In questo viaggio sono stato attento a non farmi prendere dalla “smania dell’arrivo” tranquillo per essermi tenuto a disposizione un paio di giorni extra per concludere il Cammino. Avere pero’ sotto gli occhi costantemente il contachilometri che ti indica quanti ne hai fatti, quanti ne mancano, ecc ecc di certo non aiuta. O per lo meno, non a me.

Ho pedalato cosi senza alcuna fretta per diverse ore prima di fermarmi e fare la prima pausa. La tappa di oggi e’ quasi tutta in salita: mi aspetta un passo di montagna che mi portera’ alla Cruz de Ferro, a 1.500 m di quota, il punto piu’ alto del Cammino di Santiago. Non so ancora se ci arrivero’ in giornata o se mi fermero’ a dormire prima; la strada e’ lunga, si vedra’ lungo il percorso…
(foto panoramica, clicca per ingrandire)

La giornata e’ splendida e procedo bene. Anche il paesaggio aiuta: le pianure sconfinate me le sono lasciate alle spalle e qui, man mano che salgo, mi sento sempre piu’ in un ambiente familiare, di montagna…

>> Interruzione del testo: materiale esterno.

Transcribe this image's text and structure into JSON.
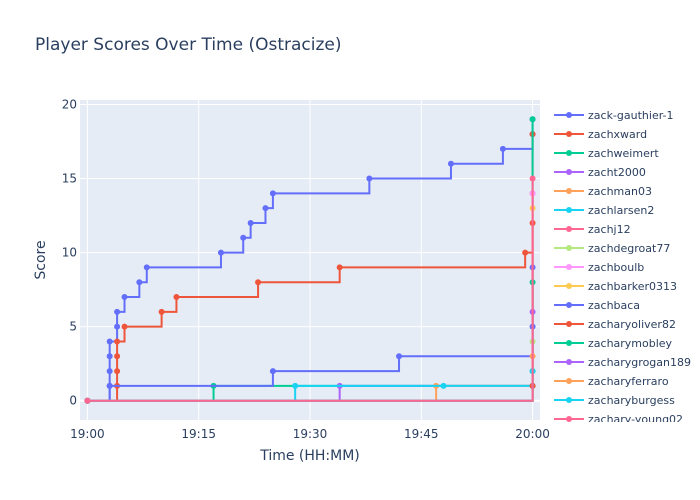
{
  "chart_data": {
    "type": "line",
    "title": "Player Scores Over Time (Ostracize)",
    "xlabel": "Time (HH:MM)",
    "ylabel": "Score",
    "x_ticks": [
      "19:00",
      "19:15",
      "19:30",
      "19:45",
      "20:00"
    ],
    "y_ticks": [
      0,
      5,
      10,
      15,
      20
    ],
    "xlim": [
      "18:59",
      "20:01"
    ],
    "ylim": [
      -1.3,
      20.3
    ],
    "line_shape": "step",
    "grid": true,
    "legend_position": "right",
    "series": [
      {
        "name": "zack-gauthier-1",
        "color": "#636efa",
        "points": [
          [
            "19:00",
            0
          ],
          [
            "19:03",
            1
          ],
          [
            "19:03",
            2
          ],
          [
            "19:03",
            3
          ],
          [
            "19:03",
            4
          ],
          [
            "19:04",
            5
          ],
          [
            "19:04",
            6
          ],
          [
            "19:05",
            7
          ],
          [
            "19:07",
            8
          ],
          [
            "19:08",
            9
          ],
          [
            "19:18",
            10
          ],
          [
            "19:21",
            11
          ],
          [
            "19:22",
            12
          ],
          [
            "19:24",
            13
          ],
          [
            "19:25",
            14
          ],
          [
            "19:38",
            15
          ],
          [
            "19:49",
            16
          ],
          [
            "19:56",
            17
          ],
          [
            "20:00",
            18
          ],
          [
            "20:00",
            19
          ]
        ]
      },
      {
        "name": "zachxward",
        "color": "#ef553b",
        "points": [
          [
            "19:00",
            0
          ],
          [
            "19:04",
            1
          ],
          [
            "19:04",
            2
          ],
          [
            "19:04",
            3
          ],
          [
            "19:04",
            4
          ],
          [
            "19:05",
            5
          ],
          [
            "19:10",
            6
          ],
          [
            "19:12",
            7
          ],
          [
            "19:23",
            8
          ],
          [
            "19:34",
            9
          ],
          [
            "19:59",
            10
          ],
          [
            "20:00",
            18
          ]
        ]
      },
      {
        "name": "zachweimert",
        "color": "#00cc96",
        "points": [
          [
            "19:00",
            0
          ],
          [
            "19:17",
            1
          ],
          [
            "20:00",
            1
          ],
          [
            "20:00",
            19
          ]
        ]
      },
      {
        "name": "zacht2000",
        "color": "#ab63fa",
        "points": [
          [
            "19:00",
            0
          ],
          [
            "19:34",
            1
          ],
          [
            "20:00",
            1
          ]
        ]
      },
      {
        "name": "zachman03",
        "color": "#ffa15a",
        "points": [
          [
            "19:00",
            0
          ],
          [
            "19:47",
            1
          ],
          [
            "20:00",
            1
          ]
        ]
      },
      {
        "name": "zachlarsen2",
        "color": "#19d3f3",
        "points": [
          [
            "19:00",
            0
          ],
          [
            "19:28",
            1
          ],
          [
            "19:48",
            1
          ],
          [
            "20:00",
            1
          ]
        ]
      },
      {
        "name": "zachj12",
        "color": "#ff6692",
        "points": [
          [
            "19:00",
            0
          ],
          [
            "20:00",
            14
          ]
        ]
      },
      {
        "name": "zachdegroat77",
        "color": "#b6e880",
        "points": [
          [
            "19:00",
            0
          ],
          [
            "20:00",
            4
          ]
        ]
      },
      {
        "name": "zachboulb",
        "color": "#ff97ff",
        "points": [
          [
            "19:00",
            0
          ],
          [
            "20:00",
            14
          ]
        ]
      },
      {
        "name": "zachbarker0313",
        "color": "#fecb52",
        "points": [
          [
            "19:00",
            0
          ],
          [
            "20:00",
            13
          ]
        ]
      },
      {
        "name": "zachbaca",
        "color": "#636efa",
        "points": [
          [
            "19:00",
            0
          ],
          [
            "19:03",
            1
          ],
          [
            "19:25",
            2
          ],
          [
            "19:42",
            3
          ],
          [
            "20:00",
            5
          ],
          [
            "20:00",
            9
          ]
        ]
      },
      {
        "name": "zacharyoliver82",
        "color": "#ef553b",
        "points": [
          [
            "19:00",
            0
          ],
          [
            "20:00",
            1
          ],
          [
            "20:00",
            12
          ]
        ]
      },
      {
        "name": "zacharymobley",
        "color": "#00cc96",
        "points": [
          [
            "19:00",
            0
          ],
          [
            "20:00",
            2
          ],
          [
            "20:00",
            8
          ]
        ]
      },
      {
        "name": "zacharygrogan189",
        "color": "#ab63fa",
        "points": [
          [
            "19:00",
            0
          ],
          [
            "20:00",
            6
          ]
        ]
      },
      {
        "name": "zacharyferraro",
        "color": "#ffa15a",
        "points": [
          [
            "19:00",
            0
          ],
          [
            "20:00",
            3
          ]
        ]
      },
      {
        "name": "zacharyburgess",
        "color": "#19d3f3",
        "points": [
          [
            "19:00",
            0
          ],
          [
            "20:00",
            2
          ]
        ]
      },
      {
        "name": "zachary-young02",
        "color": "#ff6692",
        "points": [
          [
            "19:00",
            0
          ],
          [
            "20:00",
            15
          ]
        ]
      }
    ]
  }
}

E’ primo pomeriggio e sono a quota 1.000 m. Dalle indicazioni sui cartelli e dalle mie carte, vedo che mancano ancora 15 km di salita e 500 metri di dislivello per arrivare a destinazione: decido di andare!
Il sole batte forte e la salita e’ bella impegnativa ma io mi sento alla grande e vado avanti senza problemi. Un tornante dopo l’altro e finalmente vedo la cima del passo e la famosa “Croce di ferro”…

E’ tradizione che ogni pellegrino porti fin qui una pietra dal proprio luogo di origine, per poi lasciarla ai piedi della croce. In alternativa alla pietra si puo’ lasciare/abbandonare qualcosa di personale. Questo e’ un luogo sacro molto importante e giungono qui ogni giorno corriere di fedeli da tutta la Spagna.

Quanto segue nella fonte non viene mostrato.